Once in Spokane, it didn't take long for me to start moving around to the different shops until I found a cozy job as Service Manager at a local Polaris dealership. When I didn't actually have to be running the service dept, I found time to build fast snowmobiles, and fast motorcycles. We were one of the first shops in the area to have a  Land and Sea Dyno. My best friend and next door neighbor, Chris,  was service manager of the local Yamaha shop, and we have spent many hours riding sleds, dirt bikes and ATVs around the Inland Northwest. 

In 1991, I took my first ride on a Super Jet, damn was it fun, ever since then, I have been hooked on PWC. I have been involved in PWC racing since 1994. I served as race director for the Inland Northwest PWC Association for 5 years.
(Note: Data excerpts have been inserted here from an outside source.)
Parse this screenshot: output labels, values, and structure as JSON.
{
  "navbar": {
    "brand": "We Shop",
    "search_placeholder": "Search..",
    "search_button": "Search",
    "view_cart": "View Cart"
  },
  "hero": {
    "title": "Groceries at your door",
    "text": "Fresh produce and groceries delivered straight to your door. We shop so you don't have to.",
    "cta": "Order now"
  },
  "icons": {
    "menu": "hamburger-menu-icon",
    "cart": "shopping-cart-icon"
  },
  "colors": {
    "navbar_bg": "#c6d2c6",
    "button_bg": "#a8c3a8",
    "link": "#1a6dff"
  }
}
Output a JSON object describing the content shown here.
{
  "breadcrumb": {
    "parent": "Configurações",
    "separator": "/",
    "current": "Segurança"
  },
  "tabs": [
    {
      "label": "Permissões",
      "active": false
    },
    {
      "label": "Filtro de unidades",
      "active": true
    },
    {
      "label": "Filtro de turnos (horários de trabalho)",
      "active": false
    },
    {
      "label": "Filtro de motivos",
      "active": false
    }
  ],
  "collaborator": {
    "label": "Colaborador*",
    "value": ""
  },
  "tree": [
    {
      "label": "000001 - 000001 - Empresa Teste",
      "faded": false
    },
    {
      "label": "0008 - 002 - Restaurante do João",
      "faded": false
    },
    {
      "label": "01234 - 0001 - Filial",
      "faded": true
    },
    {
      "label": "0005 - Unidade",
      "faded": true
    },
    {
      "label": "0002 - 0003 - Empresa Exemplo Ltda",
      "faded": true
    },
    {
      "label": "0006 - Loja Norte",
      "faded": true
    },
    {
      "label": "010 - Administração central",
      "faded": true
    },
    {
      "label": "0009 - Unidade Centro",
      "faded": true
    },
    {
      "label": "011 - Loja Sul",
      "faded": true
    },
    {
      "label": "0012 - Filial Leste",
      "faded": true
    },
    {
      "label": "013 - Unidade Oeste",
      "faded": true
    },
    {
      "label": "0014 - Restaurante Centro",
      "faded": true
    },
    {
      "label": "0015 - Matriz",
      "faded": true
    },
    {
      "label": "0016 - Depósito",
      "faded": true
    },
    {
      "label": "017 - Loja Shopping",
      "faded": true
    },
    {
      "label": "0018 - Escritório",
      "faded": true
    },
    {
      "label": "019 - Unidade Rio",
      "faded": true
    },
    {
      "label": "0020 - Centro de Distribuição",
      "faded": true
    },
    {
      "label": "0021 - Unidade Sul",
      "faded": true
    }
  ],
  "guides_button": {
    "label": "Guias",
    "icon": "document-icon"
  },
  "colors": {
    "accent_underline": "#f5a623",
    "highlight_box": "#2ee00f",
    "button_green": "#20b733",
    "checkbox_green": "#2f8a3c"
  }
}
I am also the PWC race director for Northwest Water Competition, an APBA affiliated PWC race promoter. Northwest Water Competition is also affiliated with the NBRA. we run races , many hydros and classic ski boats, you've seen them before they're the ones with the big V8's sticking out of the back and loud exhaust blasting across your local lake at 80 or 90 mi. an hour.
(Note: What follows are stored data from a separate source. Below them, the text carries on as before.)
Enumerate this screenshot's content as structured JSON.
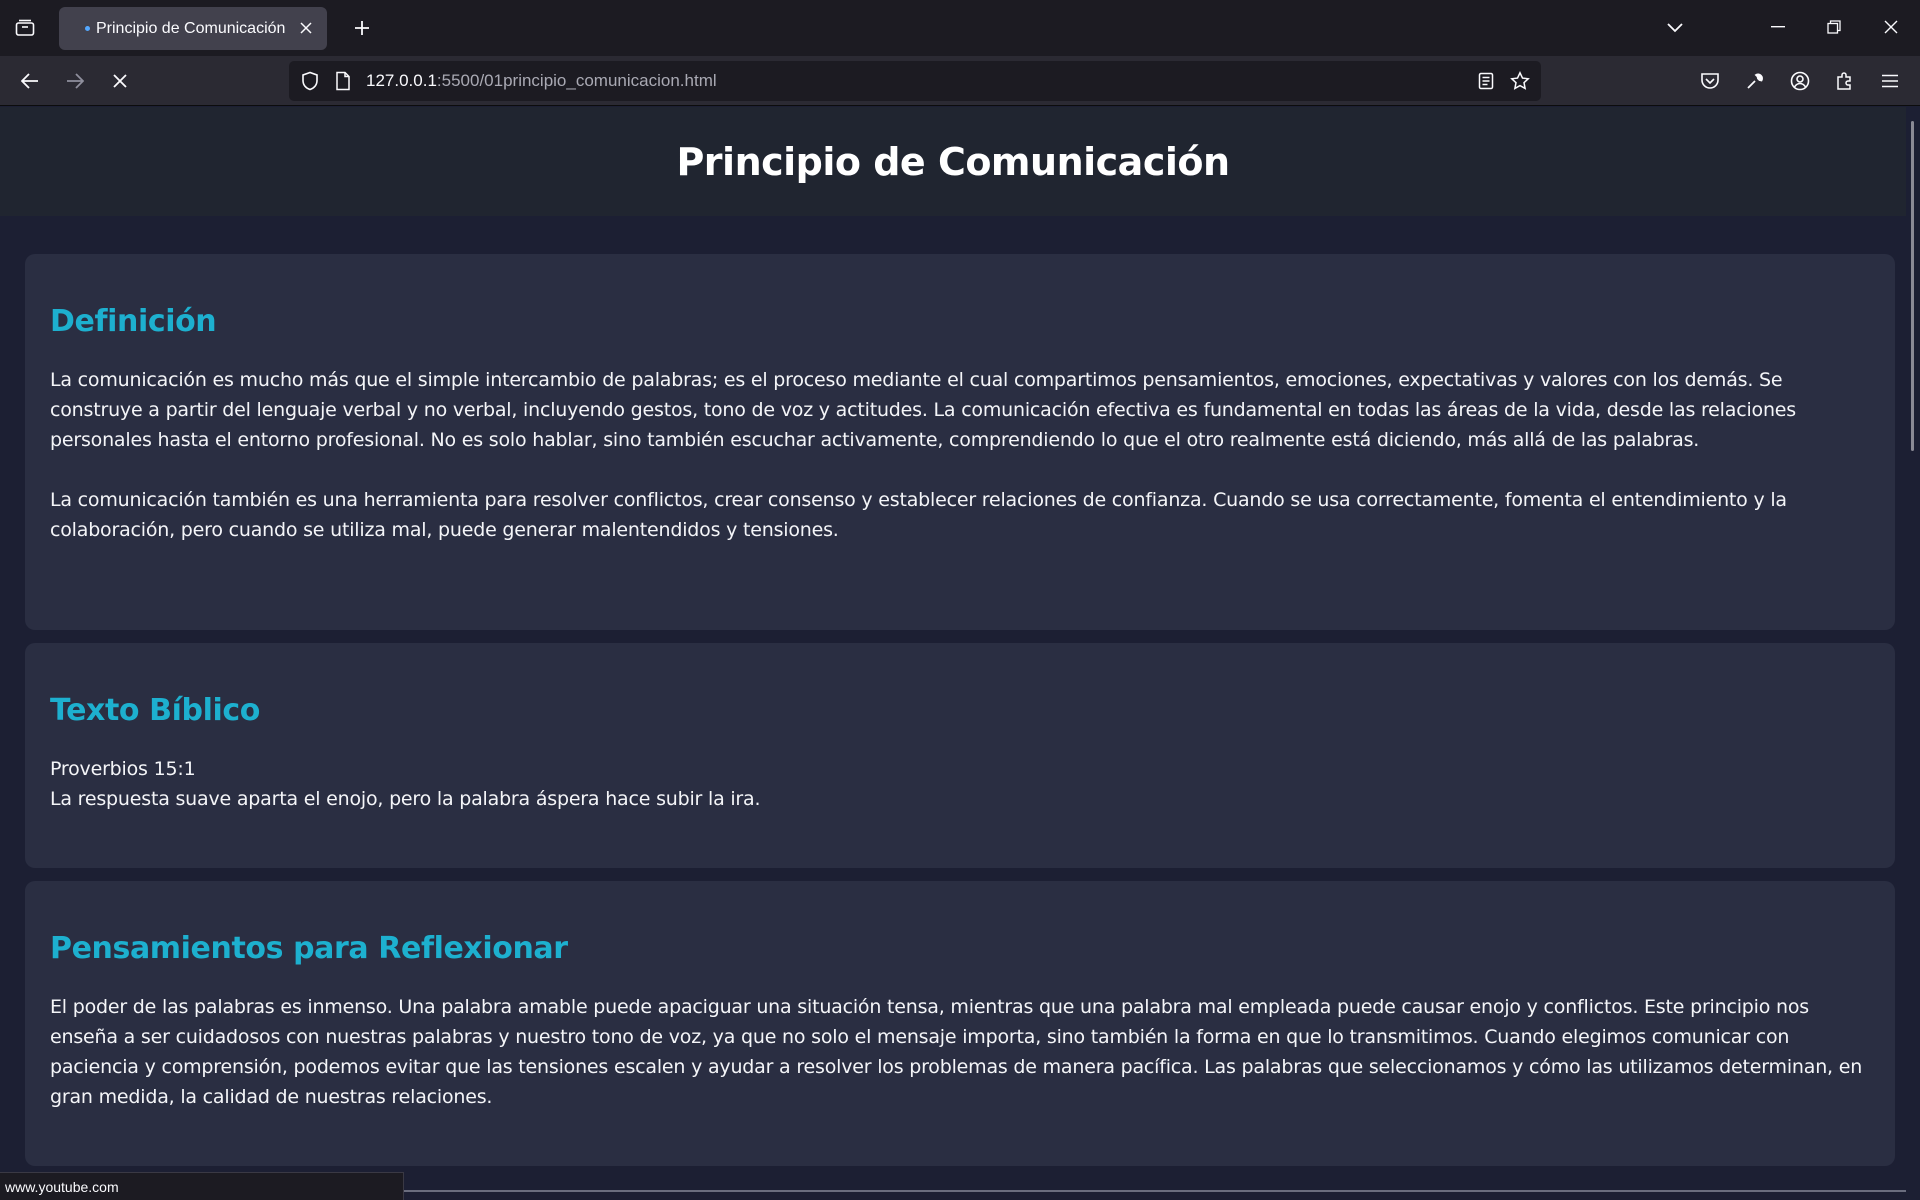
{
  "browser": {
    "tab_title": "Principio de Comunicación",
    "url_host": "127.0.0.1",
    "url_rest": ":5500/01principio_comunicacion.html",
    "status_url": "www.youtube.com"
  },
  "page": {
    "title": "Principio de Comunicación",
    "sections": [
      {
        "heading": "Definición",
        "paragraphs": [
          "La comunicación es mucho más que el simple intercambio de palabras; es el proceso mediante el cual compartimos pensamientos, emociones, expectativas y valores con los demás. Se construye a partir del lenguaje verbal y no verbal, incluyendo gestos, tono de voz y actitudes. La comunicación efectiva es fundamental en todas las áreas de la vida, desde las relaciones personales hasta el entorno profesional. No es solo hablar, sino también escuchar activamente, comprendiendo lo que el otro realmente está diciendo, más allá de las palabras.",
          "La comunicación también es una herramienta para resolver conflictos, crear consenso y establecer relaciones de confianza. Cuando se usa correctamente, fomenta el entendimiento y la colaboración, pero cuando se utiliza mal, puede generar malentendidos y tensiones."
        ]
      },
      {
        "heading": "Texto Bíblico",
        "reference": "Proverbios 15:1",
        "verse": "La respuesta suave aparta el enojo, pero la palabra áspera hace subir la ira."
      },
      {
        "heading": "Pensamientos para Reflexionar",
        "paragraphs": [
          "El poder de las palabras es inmenso. Una palabra amable puede apaciguar una situación tensa, mientras que una palabra mal empleada puede causar enojo y conflictos. Este principio nos enseña a ser cuidadosos con nuestras palabras y nuestro tono de voz, ya que no solo el mensaje importa, sino también la forma en que lo transmitimos. Cuando elegimos comunicar con paciencia y comprensión, podemos evitar que las tensiones escalen y ayudar a resolver los problemas de manera pacífica. Las palabras que seleccionamos y cómo las utilizamos determinan, en gran medida, la calidad de nuestras relaciones."
        ]
      }
    ]
  },
  "colors": {
    "page_bg": "#1c1f33",
    "header_bg": "#202530",
    "card_bg": "#2a2e42",
    "heading_accent": "#1db0cf",
    "chrome_bg": "#1c1b22",
    "toolbar_bg": "#2b2a33"
  }
}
As PWC race director, I spend most of my days standing out on the scaffolding in the water.  Starting races , and watching races , and getting burned by the sun.  At the Hydro races.  I am the main course Marshall.  I spend my time sitting on the middle of the lake on the PWC roasting in the sun and waiting for a  Hydro to flip or a flat bottom boat to go over.  I spend most of my weekends during the spring and summer months on the water and loving every minute of it. During the winter, we ride the Spokane River when all the lakes freeze up.

I own a Polaris Hurricane, and a Yamaha Super Jet. I raced the hurricane until the sport class started going away.  Now I have the super jet, I'm still learning to ride that. Update on this one. I raced the cane last year (05) and did quite well, here's a pic of me out in the front. No Wonder they can't pass me!

More to come later.... my fingers are getting tired.